I Hate My Phone

I read an interesting interview with Matias Duarte, Android’s head of user experience, this morning. The article was pretty good, but that’s not what I want to talk about. This is what I want to talk about:

“What we heard from everyone we talked to in the study was that they love

these things (smartphones), they are a part of their lives. They’re incredibly

passionate about them. They can’t live without them. That was awesome. But we

also heard a lot of things we didn’t like to hear.”

This makes me sad because I feel like I’m supposed to love my smartphone, and I don’t.

See, I’m a geek — or a nerd or a technologist or what-have-you — and my life is fundamentally centered around interactions with computers, but here’s the thing: I don’t really a give a shit about my smartphone. My relationship with my smartphone is just plain shallow, decidedly so when compared with how I feel about my desktop or MacBook.

Actually, you know what, I hate my smartphone.

Before you start foaming at the mouth, gentle reader, my smartphone is running Android and not iOS, but — before owning an Atrix — I owned an iPhone 3G, and I hated that, too. This isn’t about iOS vs Android. I hate them both.

Now, I’m not saying that my smartphone isn’t useful. It is. My computer, though, isn’t just useful. It changes the way I interact with everything. If I felt the same way about my computer as I do about my Android device, I would be thinking “well, at least I don’t have to use the phonebook to look this up.”

I love computers, but hate my smartphone.

It’s not that I don’t know how to use my smartphone. It’s true that I don’t know the full potential of the device: all the touch gestures, useful applications, power user stuff, but, really, what is there to it? You can call people, browse the web, take photos, send text messages, and play Angry Birds.

The block that I have is: I can’t do anything useful with a smartphone! I can’t do work with it. Text input is just a huge pain and the screen is too small to do any useful reading. It’s portable, sure, but I’d always rather use a PC or laptop than a smartphone, if given the option.

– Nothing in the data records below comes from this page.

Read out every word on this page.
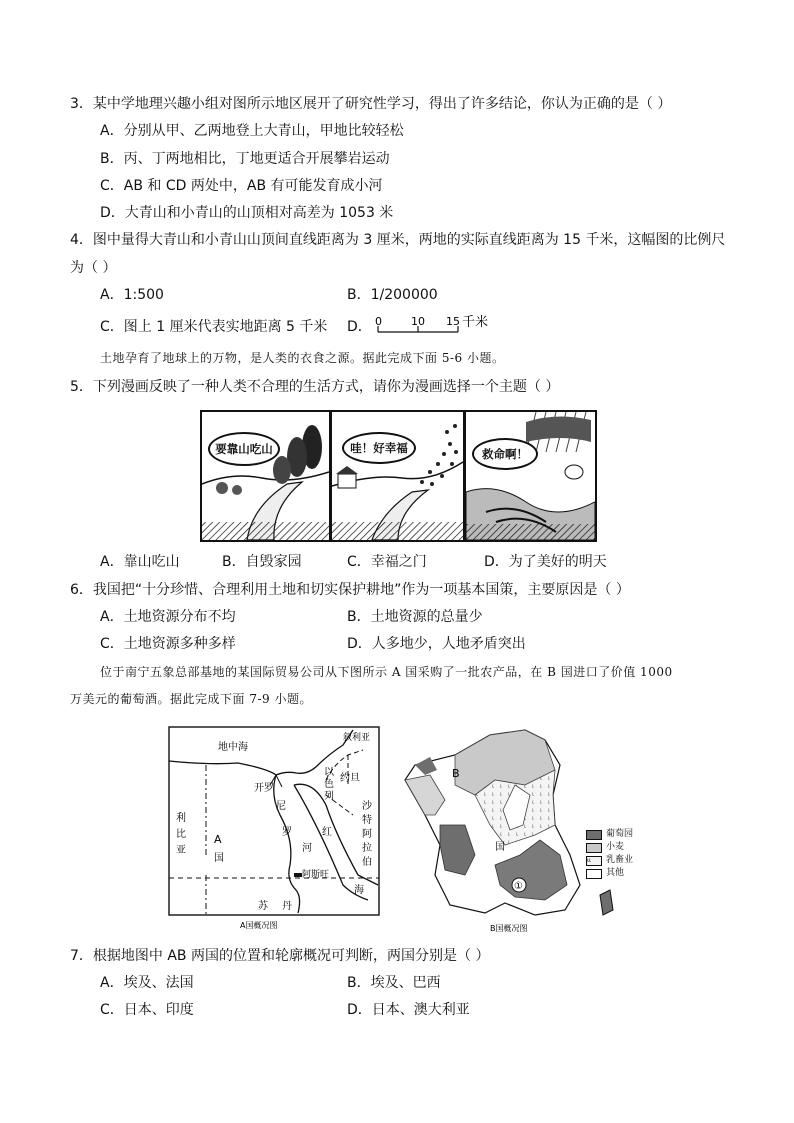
3．某中学地理兴趣小组对图所示地区展开了研究性学习，得出了许多结论，你认为正确的是（ ）
A．分别从甲、乙两地登上大青山，甲地比较轻松
B．丙、丁两地相比，丁地更适合开展攀岩运动
C．AB 和 CD 两处中，AB 有可能发育成小河
D．大青山和小青山的山顶相对高差为 1053 米
4．图中量得大青山和小青山山顶间直线距离为 3 厘米，两地的实际直线距离为 15 千米，这幅图的比例尺
为（ ）
A．1:500	B．1/200000
C．图上 1 厘米代表实地距离 5 千米 D． 0	10 15 千米
土地孕育了地球上的万物，是人类的衣食之源。据此完成下面 5-6 小题。
5．下列漫画反映了一种人类不合理的生活方式，请你为漫画选择一个主题（ ）
要靠山吃山	哇！好幸福	救命啊！
A．靠山吃山	B．自毁家园	C．幸福之门	D．为了美好的明天
6．我国把“十分珍惜、合理利用土地和切实保护耕地”作为一项基本国策，主要原因是（ ）
A．土地资源分布不均	B．土地资源的总量少
C．土地资源多种多样	D．人多地少，人地矛盾突出
位于南宁五象总部基地的某国际贸易公司从下图所示 A 国采购了一批农产品，在 B 国进口了价值 1000
万美元的葡萄酒。据此完成下面 7-9 小题。
地中海
叙利亚
以
色
列
约旦
沙
特
阿
拉
伯
利
比
亚
开罗
尼
罗
河
红
海
A
国
阿斯旺
苏 丹
A国概况图
①
B
国
B国概况图
葡萄园
小麦
ɩɩ	乳畜业
其他
7．根据地图中 AB 两国的位置和轮廓概况可判断，两国分别是（ ）
A．埃及、法国	B．埃及、巴西
C．日本、印度	D．日本、澳大利亚
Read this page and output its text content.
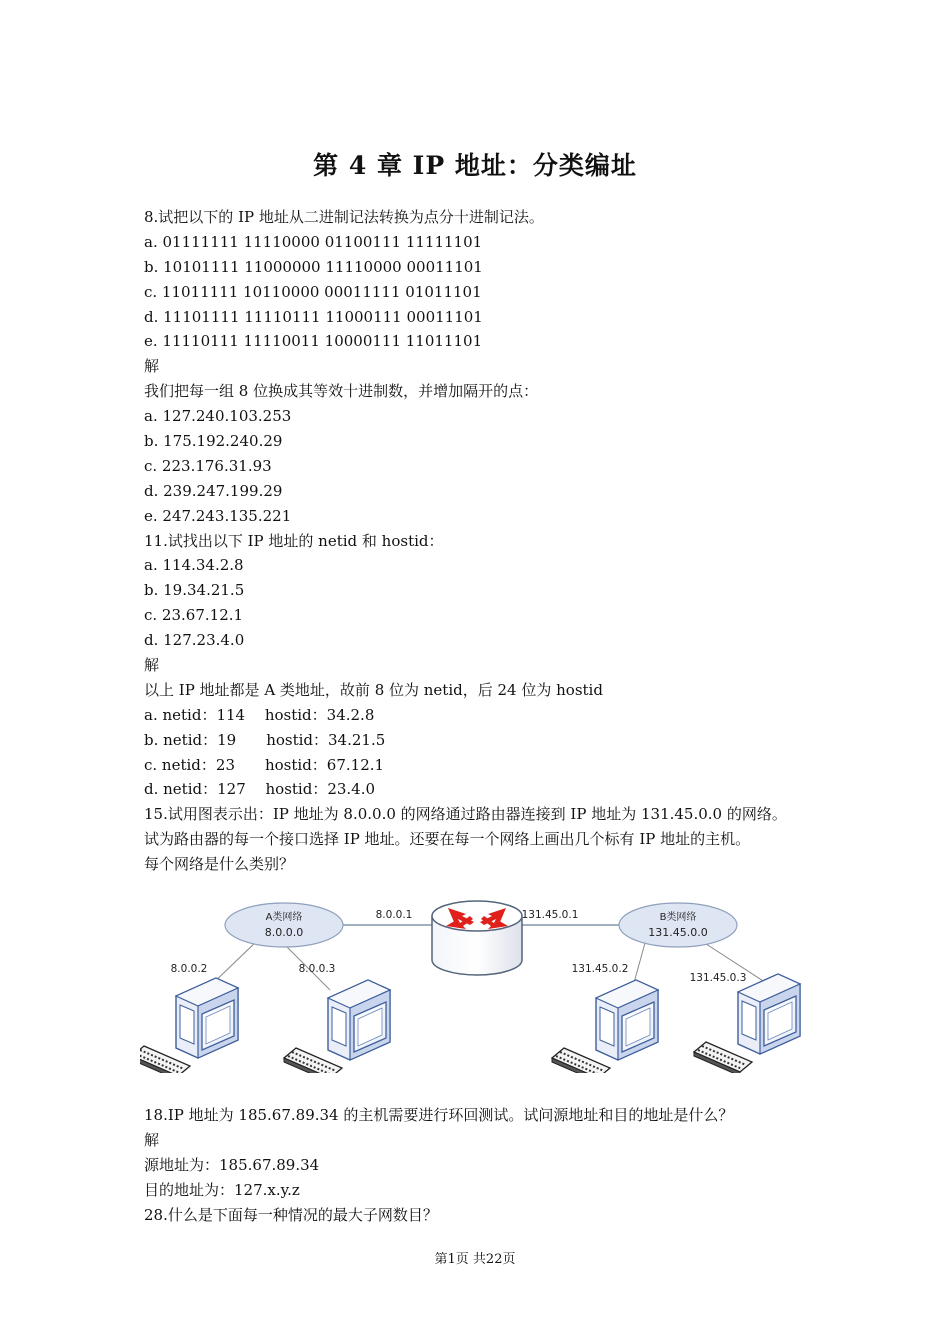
第 4 章 IP 地址：分类编址
8.试把以下的 IP 地址从二进制记法转换为点分十进制记法。
a. 01111111 11110000 01100111 11111101
b. 10101111 11000000 11110000 00011101
c. 11011111 10110000 00011111 01011101
d. 11101111 11110111 11000111 00011101
e. 11110111 11110011 10000111 11011101
解
我们把每一组 8 位换成其等效十进制数，并增加隔开的点：
a. 127.240.103.253
b. 175.192.240.29
c. 223.176.31.93
d. 239.247.199.29
e. 247.243.135.221
11.试找出以下 IP 地址的 netid 和 hostid：
a. 114.34.2.8
b. 19.34.21.5
c. 23.67.12.1
d. 127.23.4.0
解
以上 IP 地址都是 A 类地址，故前 8 位为 netid，后 24 位为 hostid
a. netid：114　 hostid：34.2.8
b. netid：19　　hostid：34.21.5
c. netid：23　　hostid：67.12.1
d. netid：127　 hostid：23.4.0
15.试用图表示出：IP 地址为 8.0.0.0 的网络通过路由器连接到 IP 地址为 131.45.0.0 的网络。
试为路由器的每一个接口选择 IP 地址。还要在每一个网络上画出几个标有 IP 地址的主机。
每个网络是什么类别？
A类网络
8.0.0.0
B类网络
131.45.0.0
8.0.0.1	131.45.0.1
8.0.0.2	8.0.0.3	131.45.0.2
131.45.0.3
18.IP 地址为 185.67.89.34 的主机需要进行环回测试。试问源地址和目的地址是什么？
解
源地址为：185.67.89.34
目的地址为：127.x.y.z
28.什么是下面每一种情况的最大子网数目？
第1页 共22页
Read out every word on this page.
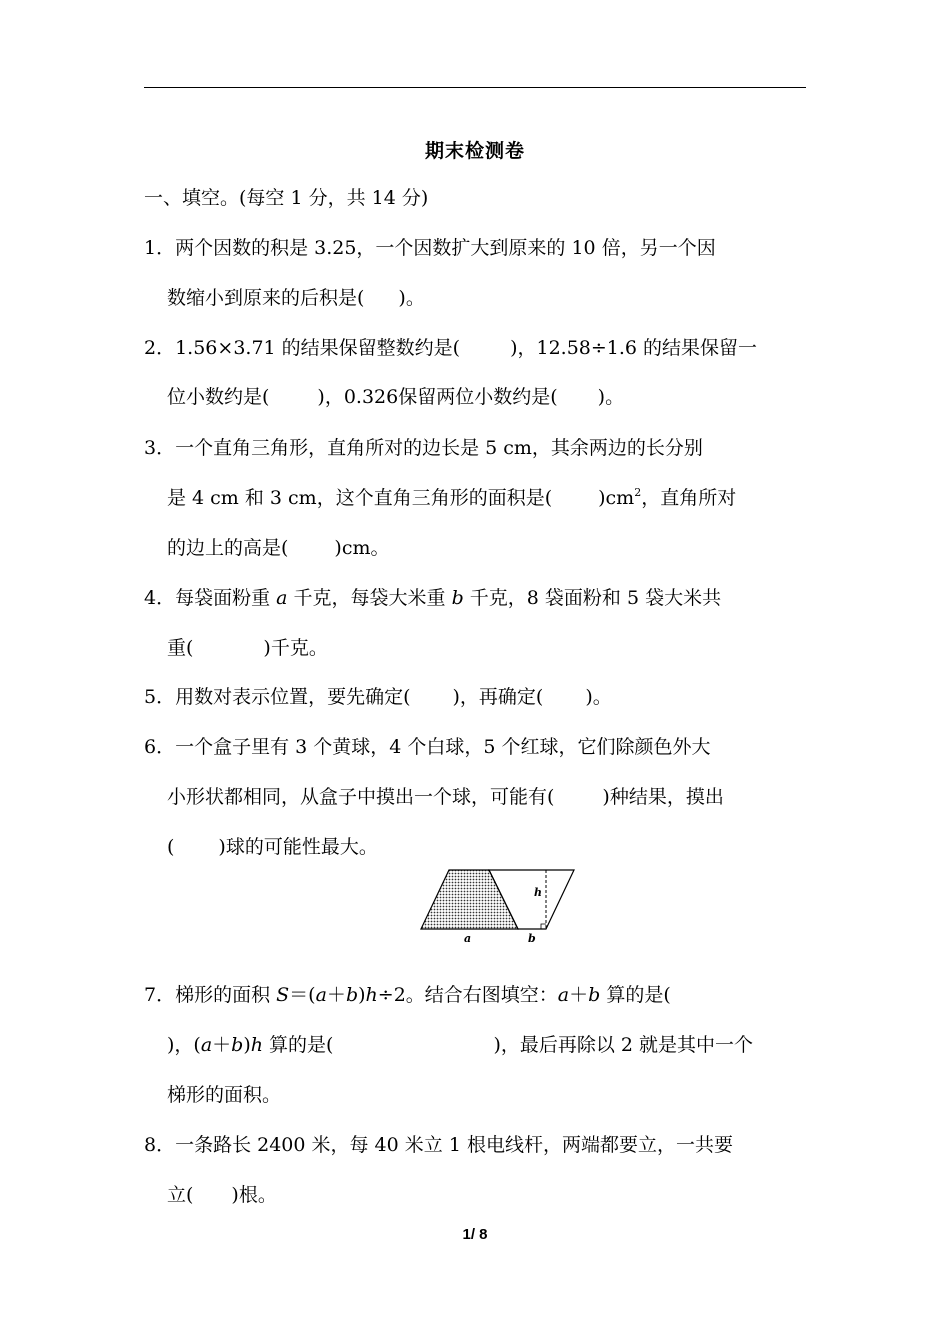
期末检测卷
一、填空。(每空 1 分，共 14 分)
1．两个因数的积是 3.25，一个因数扩大到原来的 10 倍，另一个因
数缩小到原来的后积是( )。
2．1.56×3.71 的结果保留整数约是(	)，12.58÷1.6 的结果保留一
位小数约是(	)，0.326保留两位小数约是( )。
3．一个直角三角形，直角所对的边长是 5 cm，其余两边的长分别
是 4 cm 和 3 cm，这个直角三角形的面积是( )$cm^2$，直角所对
的边上的高是( )cm。
4．每袋面粉重 a 千克，每袋大米重 b 千克，8 袋面粉和 5 袋大米共
重(	)千克。
5．用数对表示位置，要先确定( )，再确定( )。
6．一个盒子里有 3 个黄球，4 个白球，5 个红球，它们除颜色外大
小形状都相同，从盒子中摸出一个球，可能有(	)种结果，摸出
( )球的可能性最大。
h
a	b
7．梯形的面积 S＝(a＋b)h÷2。结合右图填空：a＋b 算的是(
)，(a＋b)h 算的是(	)，最后再除以 2 就是其中一个
梯形的面积。
8．一条路长 2400 米，每 40 米立 1 根电线杆，两端都要立，一共要
立( )根。
1/ 8
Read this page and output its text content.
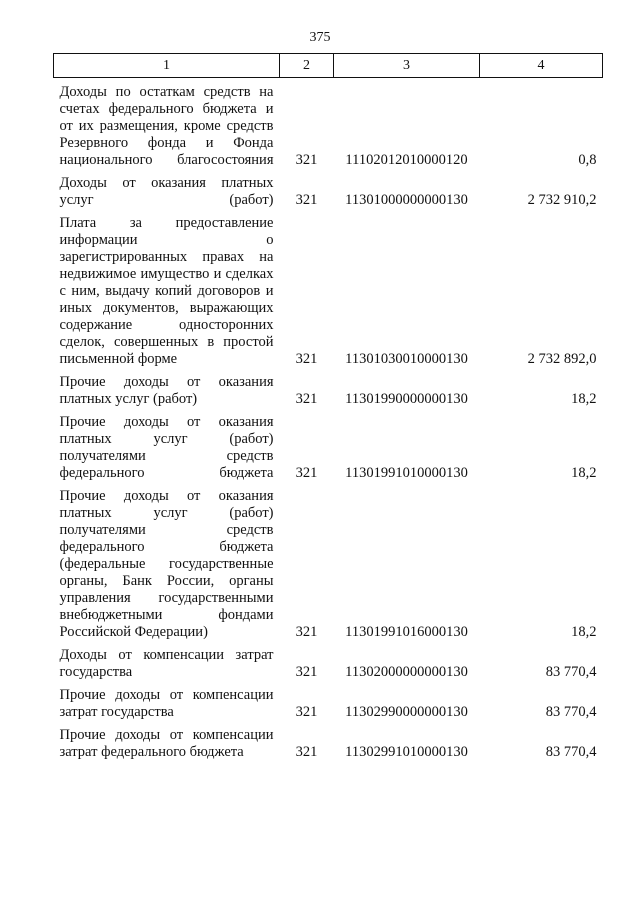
375
1	2	3	4
Доходы по остаткам средств на счетах федерального бюджета и от их размещения, кроме средств Резервного фонда и Фонда национального благосостояния	321	11102012010000120	0,8
Доходы от оказания платных услуг (работ)	321	11301000000000130	2 732 910,2
Плата за предоставление информации о зарегистрированных правах на недвижимое имущество и сделках с ним, выдачу копий договоров и иных документов, выражающих содержание односторонних сделок, совершенных в простой письменной форме	321	11301030010000130	2 732 892,0
Прочие доходы от оказания платных услуг (работ)	321	11301990000000130	18,2
Прочие доходы от оказания платных услуг (работ) получателями средств федерального бюджета	321	11301991010000130	18,2
Прочие доходы от оказания платных услуг (работ) получателями средств федерального бюджета (федеральные государственные органы, Банк России, органы управления государственными внебюджетными фондами Российской Федерации)	321	11301991016000130	18,2
Доходы от компенсации затрат государства	321	11302000000000130	83 770,4
Прочие доходы от компенсации затрат государства	321	11302990000000130	83 770,4
Прочие доходы от компенсации затрат федерального бюджета	321	11302991010000130	83 770,4
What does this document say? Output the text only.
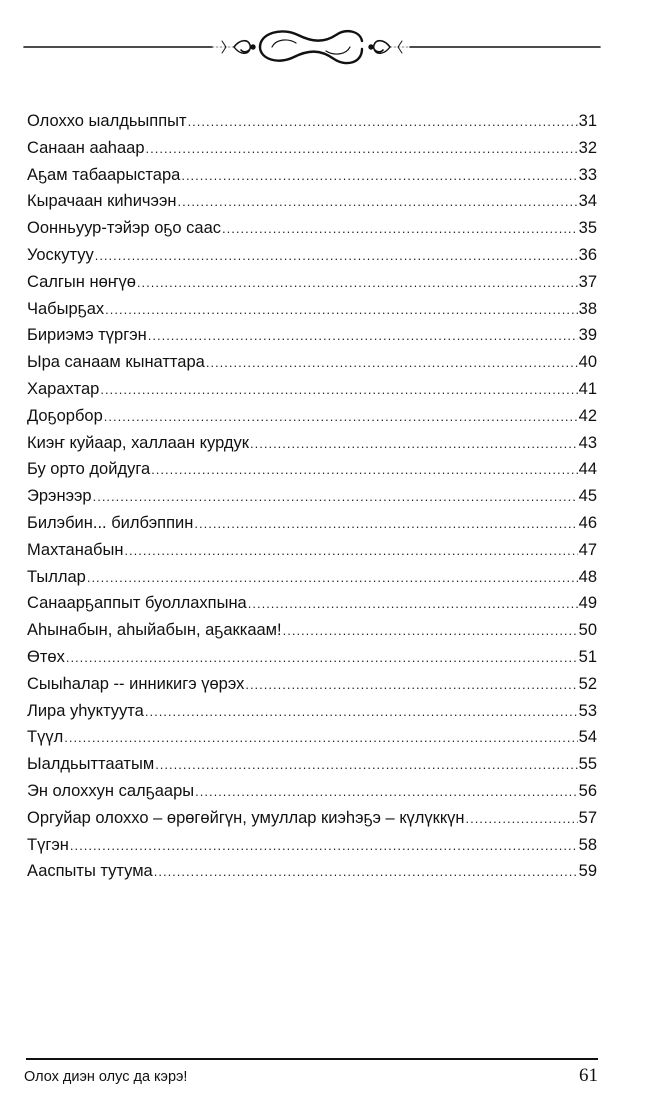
Олоххо ыалдьыппыт .....	31
Санаан ааһаар .....	32
Аҕам табаарыстара .....	33
Кырачаан киһичээн .....	34
Оонньуур-тэйэр оҕо саас .....	35
Уоскутуу .....	36
Салгын нөҥүө .....	37
Чабырҕах .....	38
Бириэмэ түргэн .....	39
Ыра санаам кынаттара .....	40
Харахтар .....	41
Доҕорбор .....	42
Киэҥ куйаар, халлаан курдук .....	43
Бу орто дойдуга .....	44
Эрэнээр .....	45
Билэбин... билбэппин .....	46
Махтанабын .....	47
Тыллар .....	48
Санаарҕаппыт буоллахпына .....	49
Аһынабын, аһыйабын, аҕаккаам! .....	50
Өтөх .....	51
Сыыһалар -- инникигэ үөрэх .....	52
Лира уһуктуута .....	53
Түүл .....	54
Ыалдьыттаатым .....	55
Эн олоххун салҕаары .....	56
Оргуйар олоххо – өрөгөйгүн, умуллар киэһэҕэ – күлүккүн .....	57
Түгэн .....	58
Ааспыты тутума .....	59
Олох диэн олус да кэрэ!	61
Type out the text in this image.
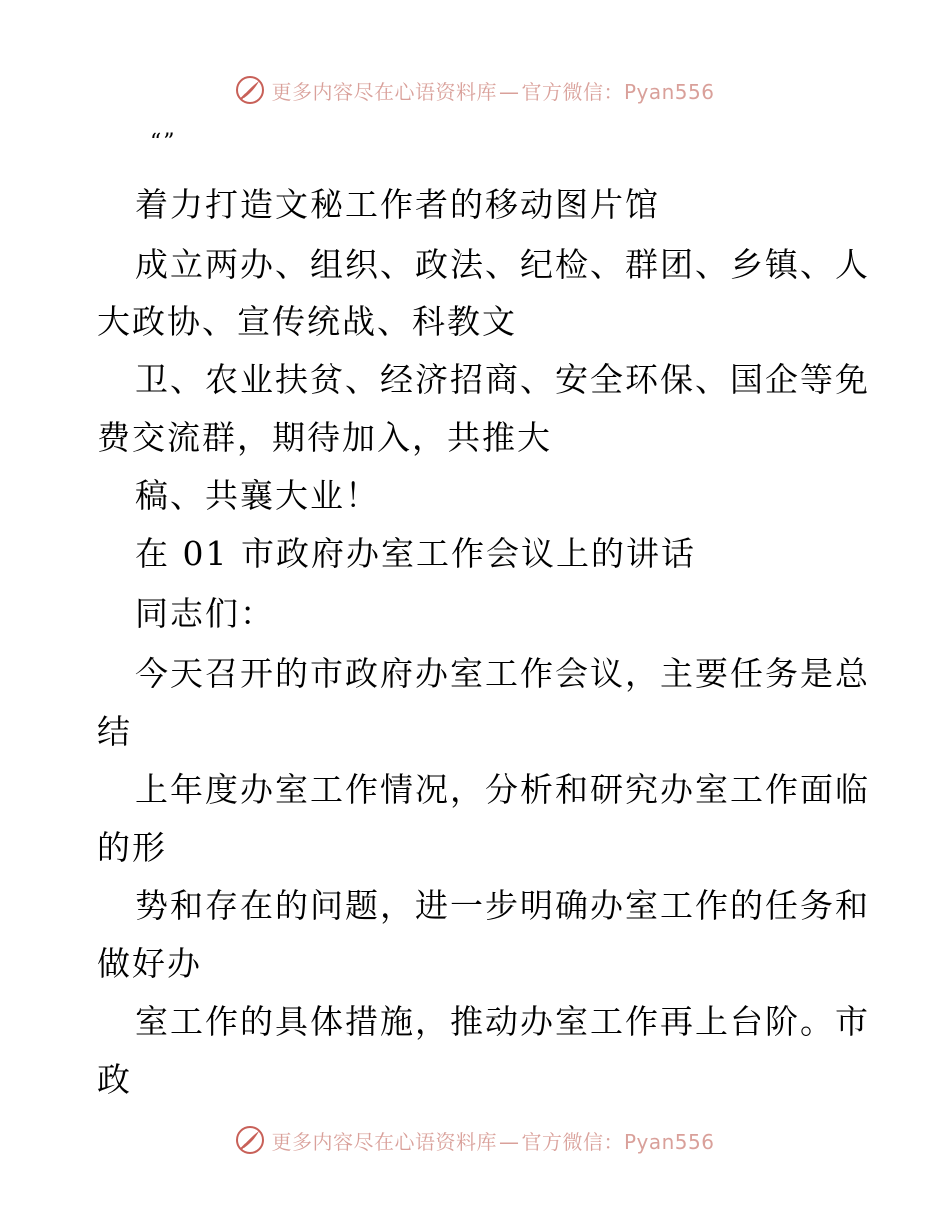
更多内容尽在心语资料库 — 官方微信：Pyan556
“”
着力打造文秘工作者的移动图片馆
成立两办、组织、政法、纪检、群团、乡镇、人
大政协、宣传统战、科教文
卫、农业扶贫、经济招商、安全环保、国企等免
费交流群，期待加入，共推大
稿、共襄大业！
在 01 市政府办室工作会议上的讲话
同志们：
今天召开的市政府办室工作会议，主要任务是总
结
上年度办室工作情况，分析和研究办室工作面临
的形
势和存在的问题，进一步明确办室工作的任务和
做好办
室工作的具体措施，推动办室工作再上台阶。市
政
更多内容尽在心语资料库 — 官方微信：Pyan556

When I’m sitting on the couch, I don’t pull out my smartphone. I open up my MacBook. When I want to browse the web, I use my MacBook. If I’m going to do some writing, like this post, I don’t use my smartphone, I use my MacBook. When coding or listening to music, I use my desktop.

I do use my smartphone to browse the web, on occasion, so there’s that, but it’s whenever I don’t have my laptop or desktop handy. I only interact with one site at a time, and it’s just not very pleasant. It feels very limited, not at all empowering.

The rest of the ways that I interact with my smartphone, they’re all social and, as an introvert, it just doesn’t hold a whole lot of appeal for me. My text messaging skill and finesse, especially when compared to my typing ability, it’s pathetic. I hate trying to input text on the device, especially complex passwords: what a pain!

The least excusable failing of Android and iOS, I’ve realized while writing this, is that I can’t move from what I’m working on with my MacBook or desktop and then to my smartphone. That would be great, even if the transition between form factors would maybe be a little awkward. Imagine if you could just resume your browsing session on your laptop or desktop from your phone.

After all, the desktop and laptop markets, they’re going to go the way of the workstation (and the dodo). They might remain in certain niches but, fundamentally, those markets are going to be disrupted by more portable options. The desktop market is already disappearing, cannibalized by laptops. That’s why IBM got out of the PC market.

We’re going to keep the laptop form factor for a while, I believe, but I think that they’ll just be shells that you plug your smartphone into. The keyboard as input is still the best tool for the job, thus far, and there will always be a market for devices with screens larger than 4.2″, so it doesn’t make sense for that form factor to disappear.

That’s where Android and iOS should be headed: integration with the OS, empowering users, providing the means to create meaningful works on these devices. Computing isn’t just consuming media and talking with your friends!